Protocol by Alexander Galloway
This is the book I forgot at the office I'm only at for a day or two every second week. I should have seen that as a sign. But now I've finally read it through, and I'm a little underwhelmed.
Protocol, both computer or social, is the agreed upon language of action that regulates behaviour. This is definitely not light reading, despite opening with a scene from the movie Tron. It's a serious academic work that's attempting to cross disciplinary boundaries, between computer science, philosophy, cultural theory and probably a few more between.
It's ambitious in scope, and I think, maybe too ambitious. But in the end, it doesn't take a stand - protocol is neither positive nor negative, it's dangerous and powerful. Well no kidding. It's also, when you come down to it, common sense writ large. Protocol (in the literal sense of etiquette as well as in a more formal sense) dictates that we do what we do because the expected and correct course has the least cost to ourselves, which often but not always equals having the most benefit. Or because the consequences of not following the correct course is to be excluded entirely. It is a slightly different way of looking at and thinking about social interaction though.

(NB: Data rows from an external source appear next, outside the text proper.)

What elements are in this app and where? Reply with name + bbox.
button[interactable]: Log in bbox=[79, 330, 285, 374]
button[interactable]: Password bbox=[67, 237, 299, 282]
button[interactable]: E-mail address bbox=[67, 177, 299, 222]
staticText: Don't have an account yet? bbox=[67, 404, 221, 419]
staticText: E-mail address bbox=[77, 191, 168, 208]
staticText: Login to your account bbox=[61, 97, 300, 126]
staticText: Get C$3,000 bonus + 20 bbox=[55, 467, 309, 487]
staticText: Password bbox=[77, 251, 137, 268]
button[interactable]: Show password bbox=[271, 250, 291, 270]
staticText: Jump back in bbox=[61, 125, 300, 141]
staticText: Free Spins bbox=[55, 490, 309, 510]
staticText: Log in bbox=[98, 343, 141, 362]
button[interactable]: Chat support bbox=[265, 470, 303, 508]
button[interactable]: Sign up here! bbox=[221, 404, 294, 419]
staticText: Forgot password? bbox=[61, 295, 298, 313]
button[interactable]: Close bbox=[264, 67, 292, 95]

But none of this is exactly a mind-shattering discovery. Yet it is something worth bearing in mind when designing a network. Or a book review site. Particularly the fact that protocol is negotiated, and flexible, and can change very quickly if enough people agree upon it, and operates on another layer from that of formal rules. A rule saying "You must not do X" is still, outside of leading to imprisonment, nothing more than a polite request that we as users acquiesce to.
In the first three chapters it goes from a fairly comprehensive history of the internet and the (computer) protocols that it runs on, to dissecting Marxism and Derrida, after taking a tour via Foucault, de Saussure, Vannevar Bush and Castells. Any one of those is pretty dense reading, so while I appreciate the author's trying to give a thorough background to the rest of the book, I think there is a very small intersection of audience who will usefully follow all the discussion, and even if I belong to that audience, I found it fairly dense and dull going. In particular there's a goodly chunk of a chapter about the nature of life, artificial and natural, that just read like so much irrelevant rambling to me.
So, I was hoping it would pick up again, but it really didn't. And even when it got into discussions of hacktivism and feminism on the net I just couldn't really get into it. You'd think anything about the Riot Grrls on the net would be at least colourful reading, but even that couldn't hold on to me.
In the end, the major takeaway I got from this book is a Tim Berners-Lee quote "We define mechanism, not policy". Ideally, that's how a social network should work too: Provide the platform, let the protocol and the community that builds upon it, build organically.